By Howard Schneider
(Reuters) - The Fed is behind in its fight against inflation and needs to raise the federal funds rate another 3 percentage points by year's end, St. Louis Fed president James Bullard said on Thursday, a pace that implies half-point increases at each of the Fed's six remaining meetings this year.
"I would like to get there in the second half of this year...We have to move," to get ahead of inflation running at triple the Fed's 2% target, Bullard said. "We are talking about bigger moves than we have made in a long time."
The pace described is slightly quicker than the one Bullard offered at the March Fed meeting, which saw the federal funds rate reach 3.25% by year's end.
Minutes of that session showed "many" of Bullard's colleagues prepared for "one or more" half-point increases at upcoming meetings.

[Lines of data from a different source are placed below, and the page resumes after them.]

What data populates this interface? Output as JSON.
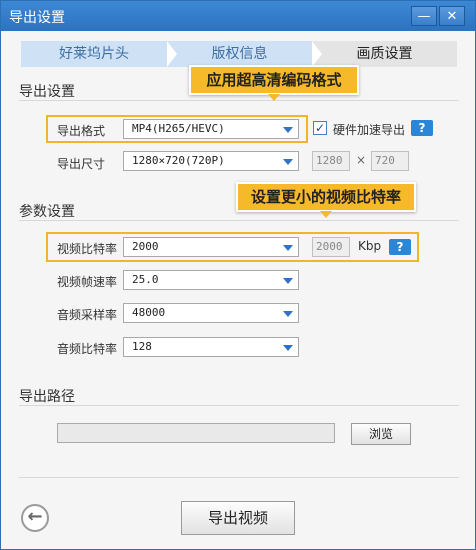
{
  "window": {
    "title": "导出设置",
    "minimize_glyph": "—",
    "close_glyph": "✕"
  },
  "tabs": [
    {
      "label": "好莱坞片头",
      "active": false
    },
    {
      "label": "版权信息",
      "active": false
    },
    {
      "label": "画质设置",
      "active": true
    }
  ],
  "export_settings": {
    "section_title": "导出设置",
    "callout": "应用超高清编码格式",
    "format_label": "导出格式",
    "format_value": "MP4(H265/HEVC)",
    "hw_accel_checked": true,
    "hw_accel_label": "硬件加速导出",
    "help_glyph": "?",
    "size_label": "导出尺寸",
    "size_value": "1280×720(720P)",
    "width_value": "1280",
    "times": "×",
    "height_value": "720"
  },
  "param_settings": {
    "section_title": "参数设置",
    "callout": "设置更小的视频比特率",
    "bitrate_label": "视频比特率",
    "bitrate_value": "2000",
    "bitrate_custom": "2000",
    "bitrate_unit": "Kbp",
    "help_glyph": "?",
    "framerate_label": "视频帧速率",
    "framerate_value": "25.0",
    "samplerate_label": "音频采样率",
    "samplerate_value": "48000",
    "audio_bitrate_label": "音频比特率",
    "audio_bitrate_value": "128"
  },
  "export_path": {
    "section_title": "导出路径",
    "path_value": "",
    "browse_label": "浏览"
  },
  "footer": {
    "back_glyph": "←",
    "export_label": "导出视频"
  },
  "colors": {
    "titlebar": "#2b73c0",
    "highlight": "#f0b52a",
    "callout": "#f6b92a",
    "help": "#2b86d8"
  }
}
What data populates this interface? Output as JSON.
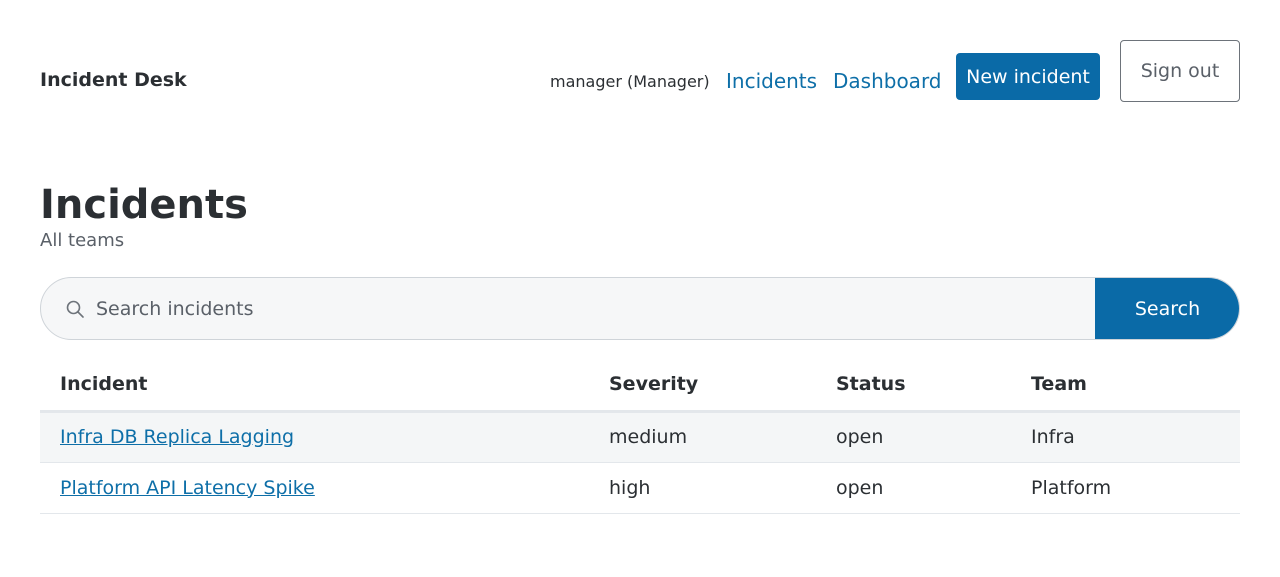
{
  "header": {
    "brand": "Incident Desk",
    "user": "manager (Manager)",
    "nav": {
      "incidents": "Incidents",
      "dashboard": "Dashboard"
    },
    "new_incident_label": "New incident",
    "sign_out_label": "Sign out"
  },
  "main": {
    "title": "Incidents",
    "subtitle": "All teams",
    "search": {
      "placeholder": "Search incidents",
      "value": "",
      "button_label": "Search"
    },
    "table": {
      "columns": [
        "Incident",
        "Severity",
        "Status",
        "Team"
      ],
      "rows": [
        {
          "incident": "Infra DB Replica Lagging",
          "severity": "medium",
          "status": "open",
          "team": "Infra"
        },
        {
          "incident": "Platform API Latency Spike",
          "severity": "high",
          "status": "open",
          "team": "Platform"
        }
      ]
    }
  },
  "icons": {
    "search": "search-icon"
  },
  "colors": {
    "accent": "#0a6aa7",
    "link": "#0e6fa8",
    "text": "#2b2f33",
    "muted": "#5a6068"
  }
}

But the path outlined by Bullard, now perhaps the most aggressive policymaker in his reaction to inflation, is beyond even what markets currently anticipate from the central bank. Trading in federal funds future contracts show investors expect the Fed to raise its policy rate to a range of between 2.5% and 2.75% by year's end, according to data compiled by the CME Group (NASDAQ:CME).
Even a "generous" application of standard monetary policy rules, Bullard said, showed the Fed "behind the curve" in fighting inflation, even after accounting for the financial "tightening" that already has taken place in markets based on investors' expectations the Fed will act more aggressively.
Even though the Fed has only raised its policy rate a quarter of a percentage point, to a range of between 0.25% and 0.5%, the 2-year Treasury yield has risen from around 1.45% on March 1 to 2.45% on Thursday morning, and the interest rate on a 30-year home mortgage is approaching 5% versus recent lows below 3%.
The Fed next meets on May 3-4, and a half point increase at that session is widely expected. Inflation data to be released next week is expected to show consumer prices in March rose at a torrid pace, perhaps north of 8% or higher, amid a spike in gasoline prices due to the outbreak of war in Ukraine.
But some Fed officials have pointed to the second half of 2022 as a time to assess just how the Fed's relatively swift shift in monetary policy is affecting the economy. Along with raising the target interest rate, the Fed is likely in May to begin reducing its holdings of Treasury bonds and mortgage backed securities by up to $95 billion a month, a move that may further increase key long-term interest rates.
Some policymakers have suggested the additional tightening coming from the Fed's balance sheet decisions might allow slower or fewer increases in the federal funds rate.
Changes to the balance sheet, however, "have already been absorbed by markets," Bullard said, and shouldn't influence the Fed's rate decisions.
Likewise he said that "as it stands right now" the war in Ukraine should not influence the Fed's inflation fight.